-
Notifications
You must be signed in to change notification settings - Fork 5.7k
Description
Description
While troubleshooting an issue that resulted in a dockerd crash, I have found that docker-compose does not close a unix socket with the docker daemon when a container exits and restarts.
This means that exponentially as containers restart more sockets are left open with dockerd, which spins up a new thread for each time a new one is opened, eventually leading dockerd to hit max-threads limit in the Kernel and crash.
In our case, the production workload has about 10 containers that are in an on-demand deployment style, so not all 10 need to be up and running depending on the pool of "devices" needing data processed upstream of them. Ones that aren't used will restart and re-query the database for a new endpoint to process input from.
While this approach of restarting containers is probably not the greatest, at the very least the unix sockets should be closed when finished.

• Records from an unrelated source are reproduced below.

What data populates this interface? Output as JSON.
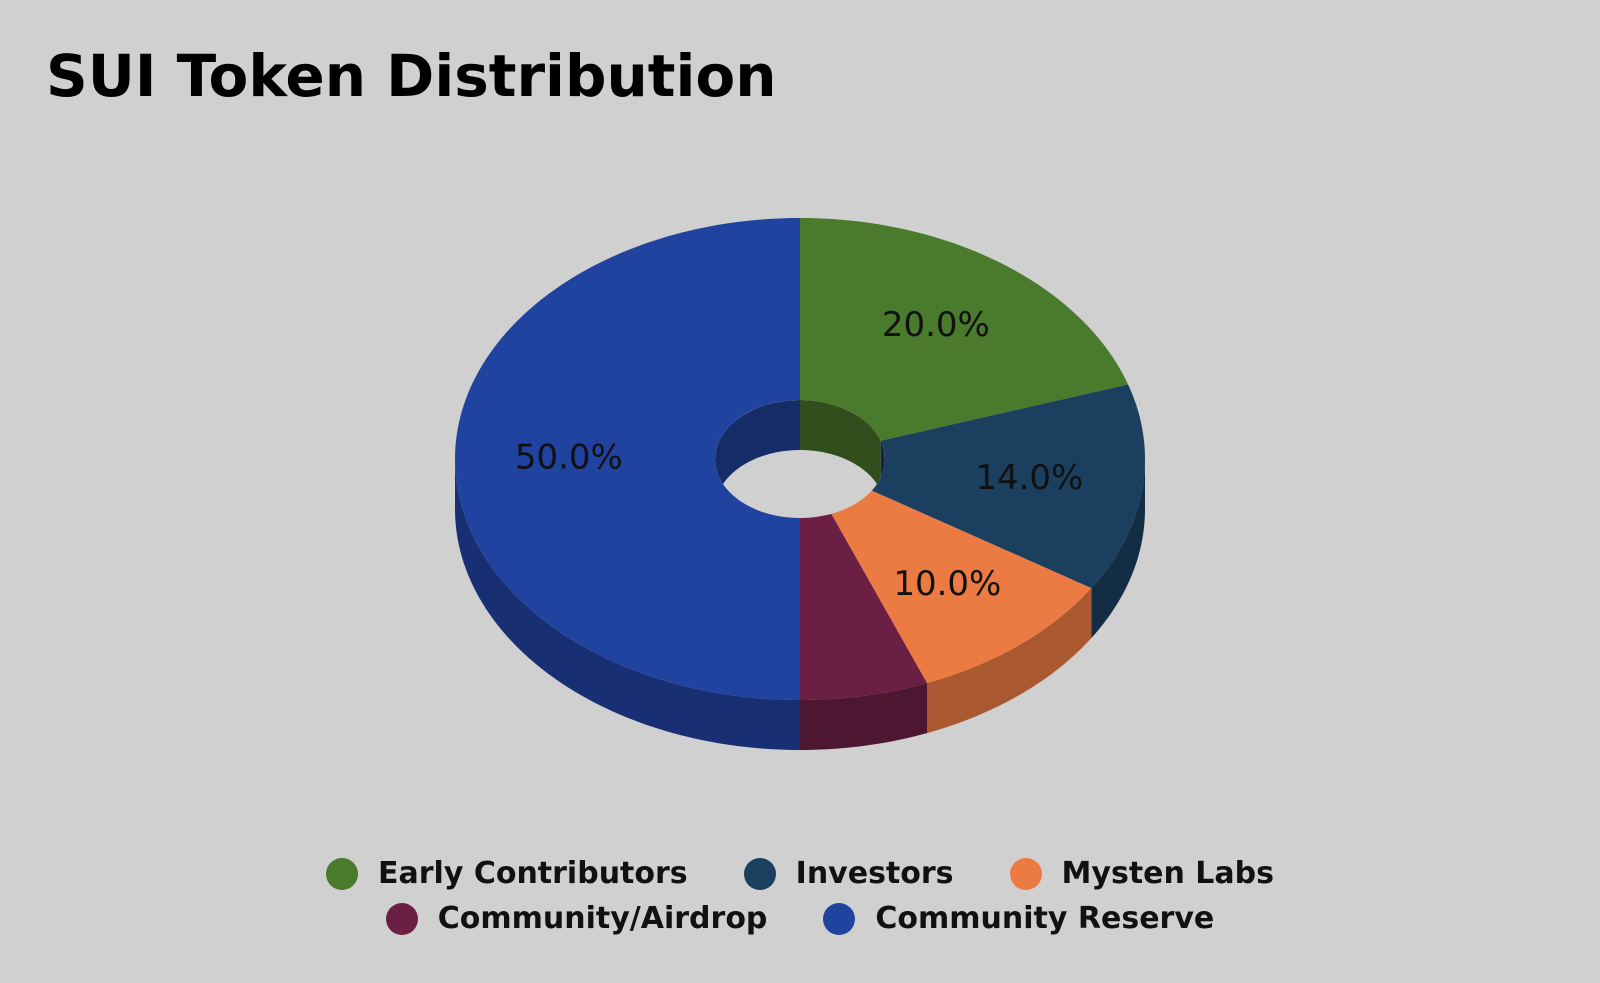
{
  "chart_data": {
    "type": "pie",
    "title": "SUI Token Distribution",
    "categories": [
      "Early Contributors",
      "Investors",
      "Mysten Labs",
      "Community/Airdrop",
      "Community Reserve"
    ],
    "values": [
      20,
      14,
      10,
      6,
      50
    ],
    "value_labels": [
      "20.0%",
      "14.0%",
      "10.0%",
      null,
      "50.0%"
    ],
    "colors": [
      "#4a7a2c",
      "#1b3f5e",
      "#ec7a43",
      "#6b1f44",
      "#2143a0"
    ],
    "legend": "bottom"
  }
}
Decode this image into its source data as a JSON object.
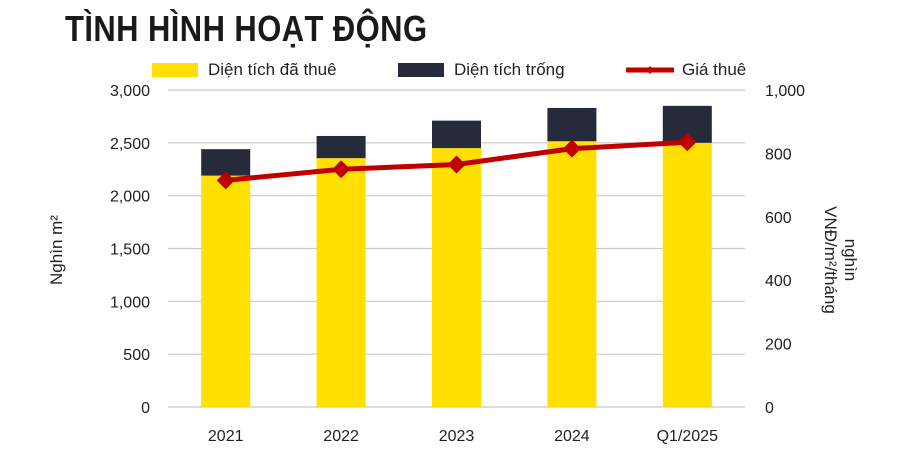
{
  "chart_data": {
    "type": "bar",
    "title": "TÌNH HÌNH HOẠT ĐỘNG",
    "categories": [
      "2021",
      "2022",
      "2023",
      "2024",
      "Q1/2025"
    ],
    "stacked": true,
    "series": [
      {
        "name": "Diện tích đã thuê",
        "type": "bar",
        "axis": "left",
        "color": "#FFE000",
        "values": [
          2190,
          2355,
          2450,
          2515,
          2500
        ]
      },
      {
        "name": "Diện tích trống",
        "type": "bar",
        "axis": "left",
        "color": "#262A3B",
        "values": [
          250,
          210,
          260,
          315,
          350
        ]
      },
      {
        "name": "Giá thuê",
        "type": "line",
        "marker": "diamond",
        "axis": "right",
        "color": "#C00000",
        "values": [
          715,
          750,
          765,
          815,
          835
        ]
      }
    ],
    "ylabel": "Nghìn m²",
    "ylabel_right_lines": [
      "nghìn",
      "VNĐ/m²/tháng"
    ],
    "ylim": [
      0,
      3000
    ],
    "yticks": [
      "0",
      "500",
      "1,000",
      "1,500",
      "2,000",
      "2,500",
      "3,000"
    ],
    "ylim_right": [
      0,
      1000
    ],
    "yticks_right": [
      "0",
      "200",
      "400",
      "600",
      "800",
      "1,000"
    ],
    "grid": true,
    "legend_placement": "top"
  }
}
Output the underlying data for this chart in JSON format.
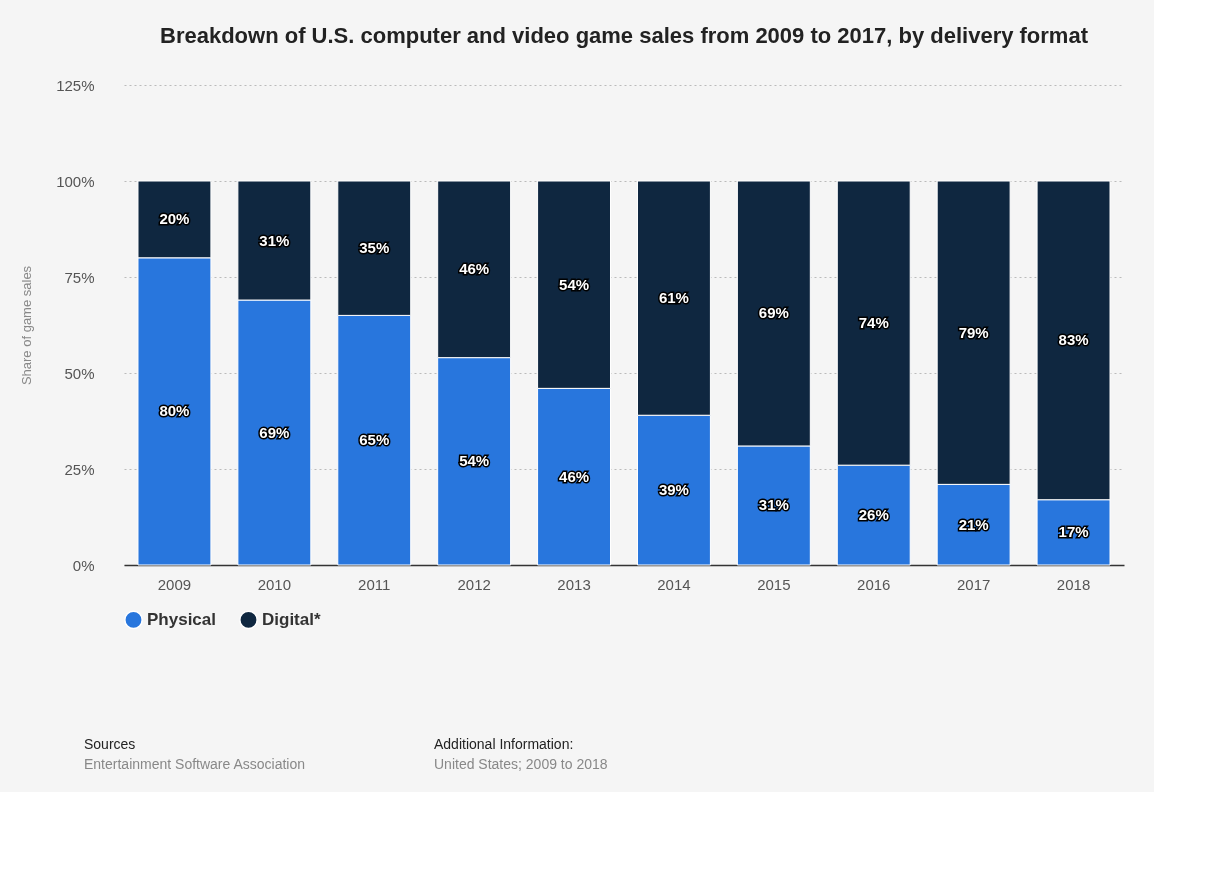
{
  "chart_data": {
    "type": "bar",
    "title": "Breakdown of U.S. computer and video game sales from 2009 to 2017, by delivery format",
    "ylabel": "Share of game sales",
    "categories": [
      "2009",
      "2010",
      "2011",
      "2012",
      "2013",
      "2014",
      "2015",
      "2016",
      "2017",
      "2018"
    ],
    "series": [
      {
        "name": "Physical",
        "color": "#2876dd",
        "values": [
          80,
          69,
          65,
          54,
          46,
          39,
          31,
          26,
          21,
          17
        ],
        "value_labels": [
          "80%",
          "69%",
          "65%",
          "54%",
          "46%",
          "39%",
          "31%",
          "26%",
          "21%",
          "17%"
        ]
      },
      {
        "name": "Digital*",
        "color": "#0f2740",
        "values": [
          20,
          31,
          35,
          46,
          54,
          61,
          69,
          74,
          79,
          83
        ],
        "value_labels": [
          "20%",
          "31%",
          "35%",
          "46%",
          "54%",
          "61%",
          "69%",
          "74%",
          "79%",
          "83%"
        ]
      }
    ],
    "stacked": true,
    "ylim": [
      0,
      125
    ],
    "yticks": [
      {
        "value": 0,
        "label": "0%"
      },
      {
        "value": 25,
        "label": "25%"
      },
      {
        "value": 50,
        "label": "50%"
      },
      {
        "value": 75,
        "label": "75%"
      },
      {
        "value": 100,
        "label": "100%"
      },
      {
        "value": 125,
        "label": "125%"
      }
    ],
    "grid": "y",
    "legend": "bottom",
    "annotations": [
      "Sources",
      "Entertainment Software Association",
      "Additional Information:",
      "United States; 2009 to 2018"
    ]
  }
}
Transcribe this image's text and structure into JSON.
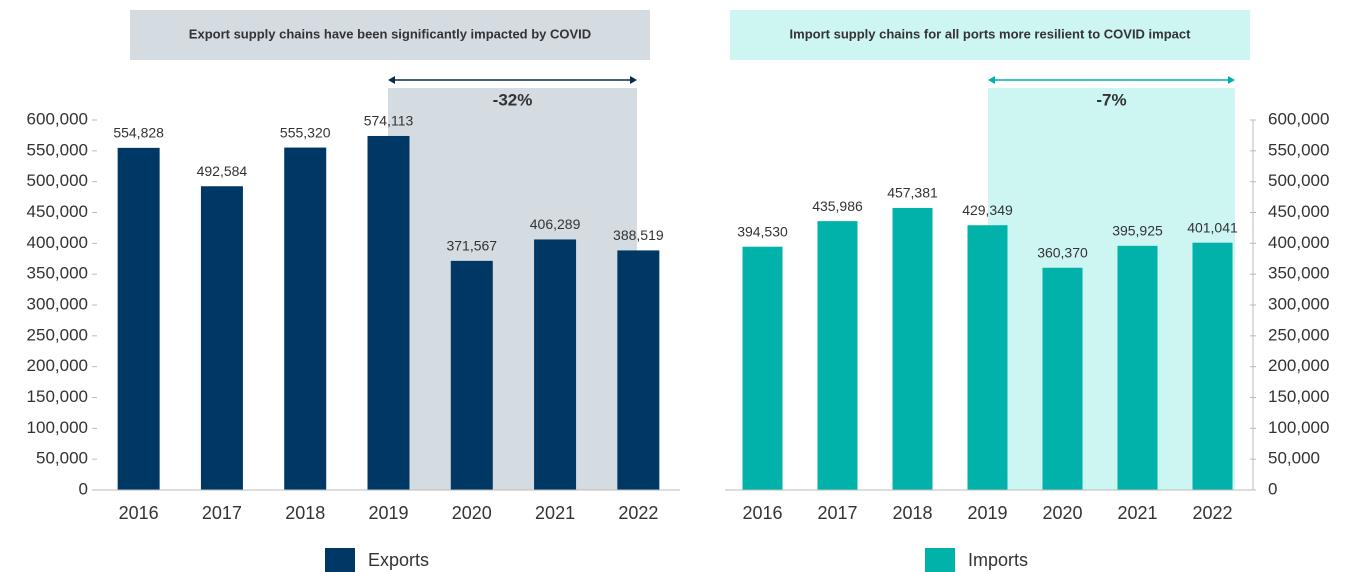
{
  "chart_data": [
    {
      "type": "bar",
      "banner": "Export supply chains have been significantly impacted by COVID",
      "change_label": "-32%",
      "categories": [
        "2016",
        "2017",
        "2018",
        "2019",
        "2020",
        "2021",
        "2022"
      ],
      "series": [
        {
          "name": "Exports",
          "color": "#003865",
          "values": [
            554828,
            492584,
            555320,
            574113,
            371567,
            406289,
            388519
          ],
          "value_labels": [
            "554,828",
            "492,584",
            "555,320",
            "574,113",
            "371,567",
            "406,289",
            "388,519"
          ]
        }
      ],
      "ylim": [
        0,
        600000
      ],
      "y_axis_side": "left",
      "highlight_color": "#d5dce1",
      "banner_text_color": "#0a2d4e",
      "yticks": [
        0,
        {
          "value": 50000,
          "label": "50,000"
        },
        {
          "value": 100000,
          "label": "100,000"
        },
        {
          "value": 150000,
          "label": "150,000"
        },
        {
          "value": 200000,
          "label": "200,000"
        },
        {
          "value": 250000,
          "label": "250,000"
        },
        {
          "value": 300000,
          "label": "300,000"
        },
        {
          "value": 350000,
          "label": "350,000"
        },
        {
          "value": 400000,
          "label": "400,000"
        },
        {
          "value": 450000,
          "label": "450,000"
        },
        {
          "value": 500000,
          "label": "500,000"
        },
        {
          "value": 550000,
          "label": "550,000"
        },
        {
          "value": 600000,
          "label": "600,000"
        }
      ]
    },
    {
      "type": "bar",
      "banner": "Import supply chains for all ports more resilient to COVID impact",
      "change_label": "-7%",
      "categories": [
        "2016",
        "2017",
        "2018",
        "2019",
        "2020",
        "2021",
        "2022"
      ],
      "series": [
        {
          "name": "Imports",
          "color": "#00b2a9",
          "values": [
            394530,
            435986,
            457381,
            429349,
            360370,
            395925,
            401041
          ],
          "value_labels": [
            "394,530",
            "435,986",
            "457,381",
            "429,349",
            "360,370",
            "395,925",
            "401,041"
          ]
        }
      ],
      "ylim": [
        0,
        600000
      ],
      "y_axis_side": "right",
      "highlight_color": "#cdf5f2",
      "banner_text_color": "#00b2a9",
      "yticks": [
        0,
        {
          "value": 50000,
          "label": "50,000"
        },
        {
          "value": 100000,
          "label": "100,000"
        },
        {
          "value": 150000,
          "label": "150,000"
        },
        {
          "value": 200000,
          "label": "200,000"
        },
        {
          "value": 250000,
          "label": "250,000"
        },
        {
          "value": 300000,
          "label": "300,000"
        },
        {
          "value": 350000,
          "label": "350,000"
        },
        {
          "value": 400000,
          "label": "400,000"
        },
        {
          "value": 450000,
          "label": "450,000"
        },
        {
          "value": 500000,
          "label": "500,000"
        },
        {
          "value": 550000,
          "label": "550,000"
        },
        {
          "value": 600000,
          "label": "600,000"
        }
      ]
    }
  ]
}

From looking into this on the dockerd side, it appears that dockerd sends a notifyClosed via the socket when it exits, does docker compose handle that?
Steps To Reproduce
- create
docker-compose.yaml
---
services:
occupied:
image: container-used:latest
logging:
driver: "json-file"
options:
max-file: "5"
max-size: "30m"
surplus:
restart: unless-stopped
image: container-surplus:latest
logging:
driver: "json-file"
options:
max-file: "5"
max-size: "30m"- create Dockerfile
FROM alpine:latest AS occupied
CMD ["sleep", "3600"]
FROM alpine:latest AS surplus
CMD ["sleep", "10"]- build images
docker build --target occupied -t container-used:latest .
docker build --target surplus -t container-surplus:latest .- start project
docker compose -f docker-compose.yaml --scale occupied=8 --scale surplus=2 up- concurrently with 4, observe total number of tasks/threads under dockerd:
watch -n1 "ls /proc/`pgrep dockerd`/task | wc -l"- concurrently with 4, observe unix socket fds under the
docker-composepid:
watch -n1 "lsof -p `pgrep docker-compose` | grep unix"You will observe the following:
- Docker compose will restart the exiting containers as they gracefully close.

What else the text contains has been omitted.